A recent pandemic-related story titled “We’re all monks now” in America Magazine notes how power and wealth often give people meaning to existence, but in all actuality, as Trappist monk Father Michael Casagram is quoted as saying, “power and wealth create an illusion of meaning and purpose while undermining our spiritual destiny.”
Idolization births illusions. And this pandemic has exposed our illusions.
All the doing came to a halt. The world seemingly ceased from spinning. Even a raging economy stood no chance against nature’s chaos. We were all, in some way, forced into liminality. America was thrust into a state of discomfort…stillness.

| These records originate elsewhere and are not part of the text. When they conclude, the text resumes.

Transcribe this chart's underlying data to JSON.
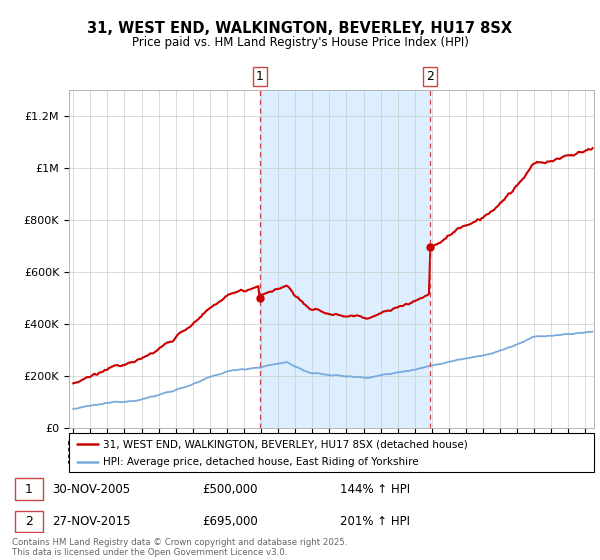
{
  "title_line1": "31, WEST END, WALKINGTON, BEVERLEY, HU17 8SX",
  "title_line2": "Price paid vs. HM Land Registry's House Price Index (HPI)",
  "ylabel_ticks": [
    "£0",
    "£200K",
    "£400K",
    "£600K",
    "£800K",
    "£1M",
    "£1.2M"
  ],
  "ytick_values": [
    0,
    200000,
    400000,
    600000,
    800000,
    1000000,
    1200000
  ],
  "ylim": [
    0,
    1300000
  ],
  "xlim_start": 1994.75,
  "xlim_end": 2025.5,
  "sale1_x": 2005.916,
  "sale1_y": 500000,
  "sale2_x": 2015.916,
  "sale2_y": 695000,
  "sale_color": "#cc0000",
  "hpi_color": "#7aaadd",
  "shading_color": "#ddeeff",
  "dashed_line_color": "#cc4444",
  "legend_line1": "31, WEST END, WALKINGTON, BEVERLEY, HU17 8SX (detached house)",
  "legend_line2": "HPI: Average price, detached house, East Riding of Yorkshire",
  "annotation1_date": "30-NOV-2005",
  "annotation1_price": "£500,000",
  "annotation1_hpi": "144% ↑ HPI",
  "annotation2_date": "27-NOV-2015",
  "annotation2_price": "£695,000",
  "annotation2_hpi": "201% ↑ HPI",
  "footnote": "Contains HM Land Registry data © Crown copyright and database right 2025.\nThis data is licensed under the Open Government Licence v3.0."
}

Pre-pandemic, the animating force in the lives of most Americans, it seems, was more of a masculine kind of energy. In his book Eager to Love, Richard Rohr references psychiatrist Karl Stern’s comparison between French existentialist Jean-Paul Sartre and St. Francis. “The Way of the Dynamo, (productivity, rationality, critical thinking, and effectiveness)” Rohr quotes, is a masculine way epitomized by Sartre, whereas “the Way of the Virgin (relationality, subtlety, and interiority)” is the feminine way demonstrated by Francis, and Clare, of course.